Les relations et donc les possibilités d’entente, entre Vladimir Poutine et Donald Trump sont plus sérieuses et plus solides que celles qui avaient brièvement réuni le dictateur nord-coréen et le président « disrupteur » américain. Dans son dernier livre, War, le journaliste américain Bob Woodward raconte que Trump s’est entretenu sept fois au téléphone avec Poutine depuis son départ de la Maison-Blanche. Le président réélu l’a plusieurs fois affirmé : il entretient de « très bonnes relations » avec le dirigeant du Kremlin. L’un de ses conseillers, Bryan Lanza, l’a redit à la BBC, l’objectif de Washington est d’obtenir « la paix et l’arrêt des massacres » en Ukraine. « La Crimée, a-t-il affirmé, n’existe plus. » Washington veut maintenir le cap sur l’Asie-Pacifique, et léguer aux Européens le dossier ukrainien, qui ne fait plus partie de ses priorités.

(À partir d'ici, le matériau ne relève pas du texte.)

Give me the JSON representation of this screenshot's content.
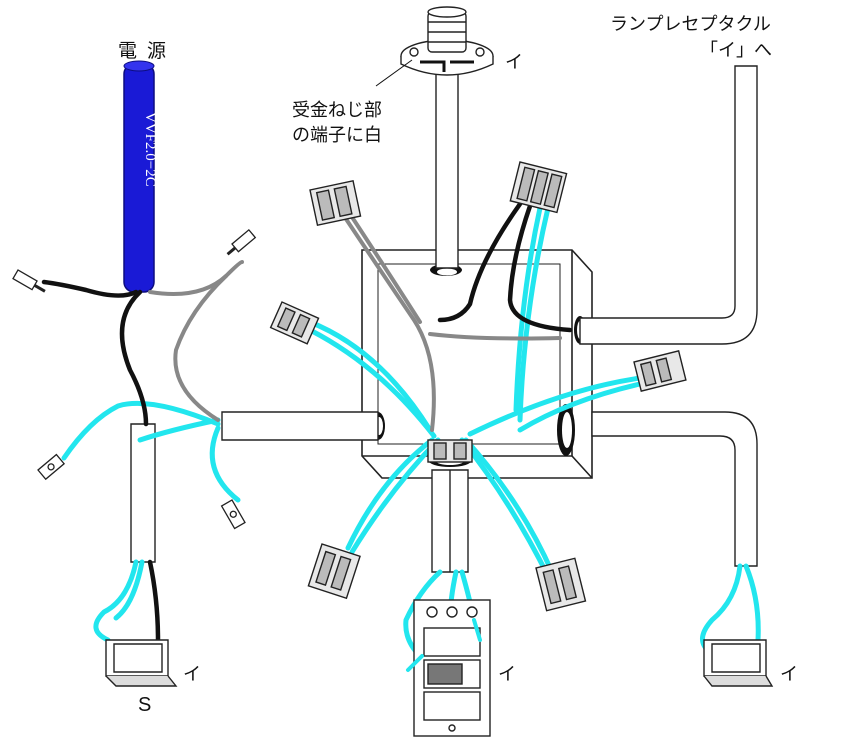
{
  "labels": {
    "power_source": "電 源",
    "cable_type": "VVF2.0−2C",
    "lamp_receptacle_line1": "ランプレセプタクル",
    "lamp_receptacle_line2": "「イ」へ",
    "terminal_note_line1": "受金ねじ部",
    "terminal_note_line2": "の端子に白",
    "switch_symbol": "S",
    "mark_i_lamp": "イ",
    "mark_i_switch_left": "イ",
    "mark_i_switch_center": "イ",
    "mark_i_switch_right": "イ"
  },
  "colors": {
    "cable_blue": "#1a1ad6",
    "wire_white_highlight": "#22e6ee",
    "wire_black": "#111111",
    "cable_sheath": "#ffffff",
    "outline": "#222222"
  }
}
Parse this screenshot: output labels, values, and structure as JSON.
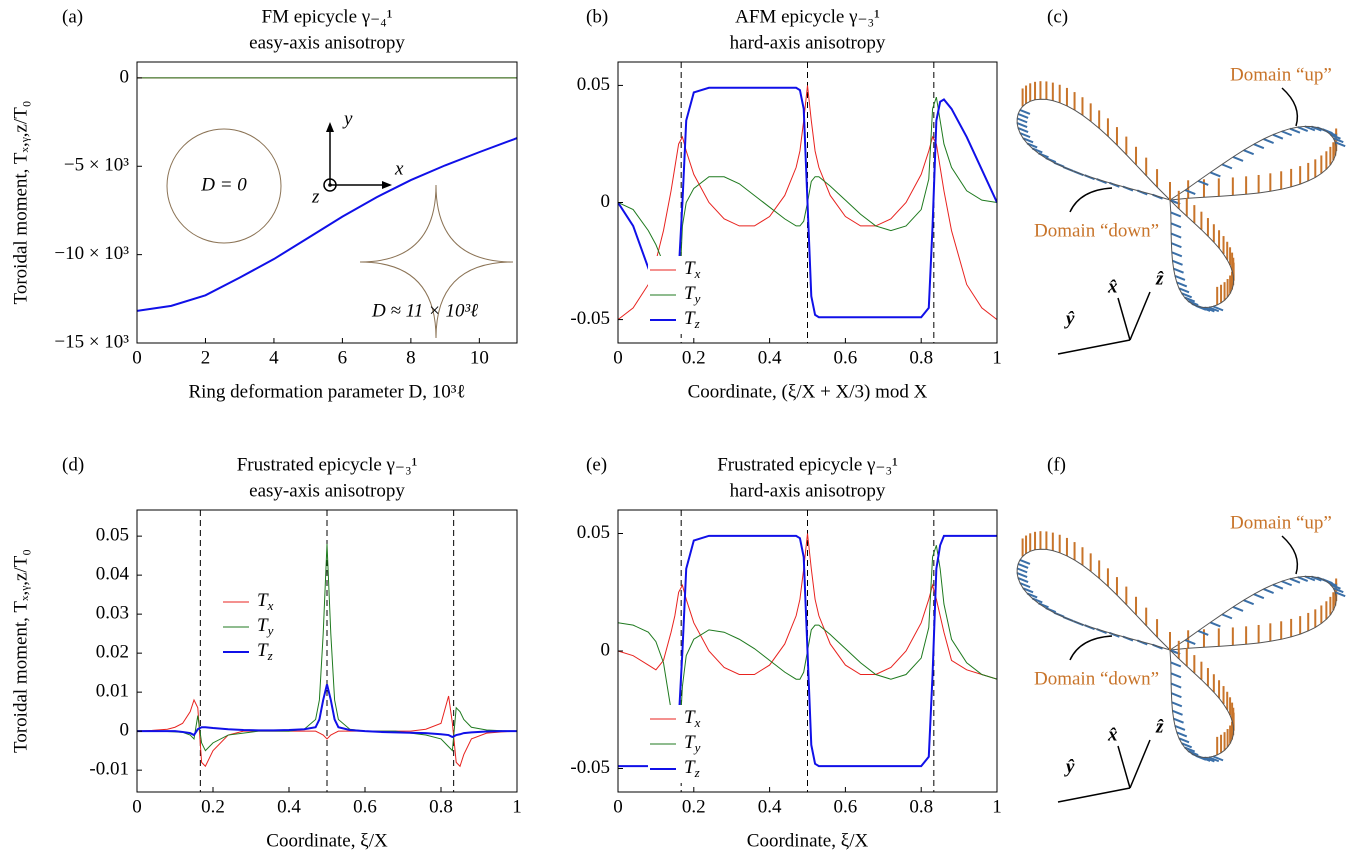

Les temps sont favorables à Vladimir Poutine. Sur le terrain, les forces ukrainiennes continuent à perdre du terrain dans le Donbass. Le dernier sommet des Brics, à Kazan, fut un succès diplomatique pour le président russe, qui a montré qu’il n’était pas isolé. À l’aide de fraudes massives et d’opérations de désinformation, le Kremlin a réussi à infléchir le destin européen de la petite Géorgie.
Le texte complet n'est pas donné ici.